The area is broadly defined as semi-arid. However, due to great differences in elevation and exposure, considerable variation in mean annual precipitation is found ranging from a semi-arid condition of six inches or less on the islands of the Great Salt Lake to a sub-humid climate of 45 inches along the tops of the Wasatch Mountains.
In general, seasons are characterized by a wet spring (March to May), warm-to-hot, dry summer (June to August), cool, dry autumn (September to November), and cold, snowy winter (December to February).
Summer storms in the low valleys are infrequent while storms of short duration and high intensity are common in the mountains. The greatest recorded storm intensity in Farmington Canyon was 2.04 inches per hour. These summer storms are usually a product of convective thunderstorms although some originate when weak cold fronts moving eastward from the Pacific lift the warm, moist air that has come into our area from the Gulf of Mexico. Prevailing winds are from the south and southwest.
Winter storms generally originate with strong frontal systems moving in from the Pacific Northwest and account for 80 percent of the precipitation with most of this falling as snow at elevations above 7000 feet. Snow records from Farmington Canyon show an average depth of snow pack at 7600 feet elevation of 53.3 inches with a water content of 18.6 inches. Snow depths of 18 feet or more in drifts along the mountain tops are common.

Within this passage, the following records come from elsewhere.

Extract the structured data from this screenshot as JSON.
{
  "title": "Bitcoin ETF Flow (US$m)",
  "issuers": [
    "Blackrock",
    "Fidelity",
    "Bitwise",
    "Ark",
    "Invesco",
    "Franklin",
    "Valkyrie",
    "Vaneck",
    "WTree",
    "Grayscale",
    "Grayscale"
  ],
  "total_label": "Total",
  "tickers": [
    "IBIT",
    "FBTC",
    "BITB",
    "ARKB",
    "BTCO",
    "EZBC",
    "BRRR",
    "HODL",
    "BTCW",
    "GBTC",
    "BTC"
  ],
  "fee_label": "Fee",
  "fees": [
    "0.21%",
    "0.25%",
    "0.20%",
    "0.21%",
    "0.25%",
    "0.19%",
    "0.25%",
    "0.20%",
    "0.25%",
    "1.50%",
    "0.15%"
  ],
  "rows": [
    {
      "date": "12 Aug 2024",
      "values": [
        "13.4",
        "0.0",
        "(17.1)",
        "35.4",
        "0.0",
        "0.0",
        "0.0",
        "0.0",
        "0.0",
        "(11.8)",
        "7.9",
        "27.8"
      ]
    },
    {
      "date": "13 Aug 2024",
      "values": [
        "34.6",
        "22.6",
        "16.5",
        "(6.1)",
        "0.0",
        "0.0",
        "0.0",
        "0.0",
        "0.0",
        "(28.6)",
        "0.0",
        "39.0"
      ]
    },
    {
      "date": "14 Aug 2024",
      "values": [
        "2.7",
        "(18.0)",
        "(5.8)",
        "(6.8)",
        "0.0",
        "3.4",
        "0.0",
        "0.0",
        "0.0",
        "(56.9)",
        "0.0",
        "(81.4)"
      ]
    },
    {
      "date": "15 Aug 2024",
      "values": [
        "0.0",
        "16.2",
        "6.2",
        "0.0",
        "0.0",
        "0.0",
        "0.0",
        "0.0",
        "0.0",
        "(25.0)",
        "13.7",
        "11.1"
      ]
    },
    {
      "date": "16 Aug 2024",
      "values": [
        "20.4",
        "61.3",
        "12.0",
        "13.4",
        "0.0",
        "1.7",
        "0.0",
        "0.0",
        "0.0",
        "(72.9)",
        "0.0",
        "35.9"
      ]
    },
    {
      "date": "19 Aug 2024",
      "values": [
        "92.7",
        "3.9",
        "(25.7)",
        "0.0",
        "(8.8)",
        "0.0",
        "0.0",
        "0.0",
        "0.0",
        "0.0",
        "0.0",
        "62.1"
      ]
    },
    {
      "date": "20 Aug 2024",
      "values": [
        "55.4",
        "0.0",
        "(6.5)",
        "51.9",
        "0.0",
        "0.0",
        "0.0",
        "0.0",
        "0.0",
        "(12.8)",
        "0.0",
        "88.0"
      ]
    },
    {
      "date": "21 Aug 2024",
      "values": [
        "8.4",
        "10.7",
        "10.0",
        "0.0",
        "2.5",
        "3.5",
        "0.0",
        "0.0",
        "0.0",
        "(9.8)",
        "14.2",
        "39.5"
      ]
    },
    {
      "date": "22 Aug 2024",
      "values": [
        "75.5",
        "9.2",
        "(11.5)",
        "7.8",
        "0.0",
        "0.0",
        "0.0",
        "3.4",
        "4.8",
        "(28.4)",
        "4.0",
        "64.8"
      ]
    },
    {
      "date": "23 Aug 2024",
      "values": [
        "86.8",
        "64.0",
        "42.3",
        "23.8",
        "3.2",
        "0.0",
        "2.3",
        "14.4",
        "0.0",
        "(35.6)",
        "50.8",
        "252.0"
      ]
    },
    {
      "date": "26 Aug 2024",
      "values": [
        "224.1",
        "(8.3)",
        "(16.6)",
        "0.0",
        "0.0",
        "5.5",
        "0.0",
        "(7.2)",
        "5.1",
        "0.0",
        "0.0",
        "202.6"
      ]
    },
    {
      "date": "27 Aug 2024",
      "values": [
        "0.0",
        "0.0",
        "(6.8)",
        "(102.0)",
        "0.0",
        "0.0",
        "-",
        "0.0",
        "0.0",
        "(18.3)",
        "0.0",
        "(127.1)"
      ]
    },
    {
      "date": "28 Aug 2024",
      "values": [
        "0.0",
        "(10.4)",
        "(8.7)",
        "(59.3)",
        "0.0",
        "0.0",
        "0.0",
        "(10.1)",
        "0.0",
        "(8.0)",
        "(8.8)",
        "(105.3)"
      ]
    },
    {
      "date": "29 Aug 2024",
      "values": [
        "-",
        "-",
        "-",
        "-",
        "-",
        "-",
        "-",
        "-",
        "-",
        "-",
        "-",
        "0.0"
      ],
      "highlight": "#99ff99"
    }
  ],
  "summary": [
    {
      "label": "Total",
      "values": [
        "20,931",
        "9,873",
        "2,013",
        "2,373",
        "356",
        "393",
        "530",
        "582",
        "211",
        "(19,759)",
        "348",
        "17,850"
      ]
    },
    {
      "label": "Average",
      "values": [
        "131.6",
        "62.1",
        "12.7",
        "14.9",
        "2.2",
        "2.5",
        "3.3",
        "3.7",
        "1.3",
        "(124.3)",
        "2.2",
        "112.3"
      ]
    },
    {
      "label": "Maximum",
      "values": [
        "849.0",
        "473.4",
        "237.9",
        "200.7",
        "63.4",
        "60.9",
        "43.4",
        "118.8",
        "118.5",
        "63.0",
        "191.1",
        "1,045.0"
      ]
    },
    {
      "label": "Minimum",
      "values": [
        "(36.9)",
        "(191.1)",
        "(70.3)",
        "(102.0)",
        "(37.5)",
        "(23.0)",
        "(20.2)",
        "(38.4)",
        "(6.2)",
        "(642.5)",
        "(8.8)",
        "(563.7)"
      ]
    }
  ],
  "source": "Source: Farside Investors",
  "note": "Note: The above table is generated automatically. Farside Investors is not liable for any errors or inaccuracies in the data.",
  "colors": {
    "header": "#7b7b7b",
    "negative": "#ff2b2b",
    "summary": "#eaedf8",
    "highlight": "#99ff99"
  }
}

Smaller climatic differences such as those found on north-or south-facing slopes of ridges or canyons, particularly if they are steep, are also important. South-facing slopes have greater insulation, higher ground temperature and drier soils. Air temperatures are generally cooler in the canyon bottoms and on the north-facing slopes, while relative humidity is quite variable.
Moisture content of the snow pack is also quite variable. In general south-facing slopes and areas covered by heavy stands of conifers have a greater percentage of moisture per unit of snow depth than those open areas on north-facing slopes. These small, local climatic differences greatly influence the distribution of plants and communities within the study area.